There will never be a resurrection of us. There IS an ongoing resurrection of Trease herself.

Hope

No comment.

Redemption

“Then my torturer became my remedy, so we’re gonna heal.” Nope, no we’re not. He will never be my remedy. Never. I am my own redemption.

 

No Discounts, No Free Rent

“A man can’t do no mo’ to you than you let him.” Mama said that to me more times that I can remember and I knew she was telling the truth. I’ve “repackaged” that little bit of knowledge in order to pass it on to my son because I want him to understand that no one in this world can mistreat him unless he allows it. Read on before you jump to any conclusions.

Everyone in the universe knows that I was subjected to severe mental and emotional domestic abuse, with some physical violence during the 19 years I was married. As in almost all cases of abuse, outsiders wonder why I didn’t just leave. There were many times when I, myself, wondered why I just didn’t get up and go. Well, as I’ve said time and time again, I was like a captured bird who didn’t realize the door to the cage was not only unlocked but was standing wide open. I just didn’t have the courage or confidence to walk through it. My ex-husband was living in my psyche rent-free. He was not contributing anything to that space except pain, heartache, and chaos.

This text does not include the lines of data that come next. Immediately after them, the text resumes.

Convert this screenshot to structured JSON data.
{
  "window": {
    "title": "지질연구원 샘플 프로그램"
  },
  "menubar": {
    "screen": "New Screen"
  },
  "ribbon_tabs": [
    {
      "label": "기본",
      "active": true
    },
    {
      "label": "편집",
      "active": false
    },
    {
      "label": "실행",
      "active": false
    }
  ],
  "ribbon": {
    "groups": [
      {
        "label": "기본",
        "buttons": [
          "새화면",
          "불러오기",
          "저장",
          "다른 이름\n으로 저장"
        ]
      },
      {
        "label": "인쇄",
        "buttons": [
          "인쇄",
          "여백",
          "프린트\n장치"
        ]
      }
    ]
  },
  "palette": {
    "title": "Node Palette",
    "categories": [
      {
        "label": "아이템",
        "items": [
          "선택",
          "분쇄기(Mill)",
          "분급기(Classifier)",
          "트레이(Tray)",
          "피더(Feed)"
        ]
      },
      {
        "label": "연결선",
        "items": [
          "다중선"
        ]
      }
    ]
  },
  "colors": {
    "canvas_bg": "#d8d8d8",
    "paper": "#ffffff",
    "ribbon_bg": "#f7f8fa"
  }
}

I had discounted my own value to a price far below its true worth. I cared so little for myself. All the relentless abuse had beaten me down to the point that I couldn’t see that I was still the owner of a good heart. I couldn’t see the fact that I was the owner of an amazing brain that functioned in an exceptional manner. I couldn’t see that I had a great personality, and despite the fact that he told me otherwise, my attitude was just fine. Looking back, I allowed myself to be placed on the discount rack by someone who was manipulative enough to do just that. The time came, though, when I realized that I didn’t belong and that I would never allow anyone else to mistreat, misuse, neglect, or reject my love.

You owe it to no one on this planet to discount your self-worth. You are not to allow anyone on this planet to live rent-free in your psyche. Guard yourself with the greatest of protection. Shield yourself from anyone who won’t love you unconditionally.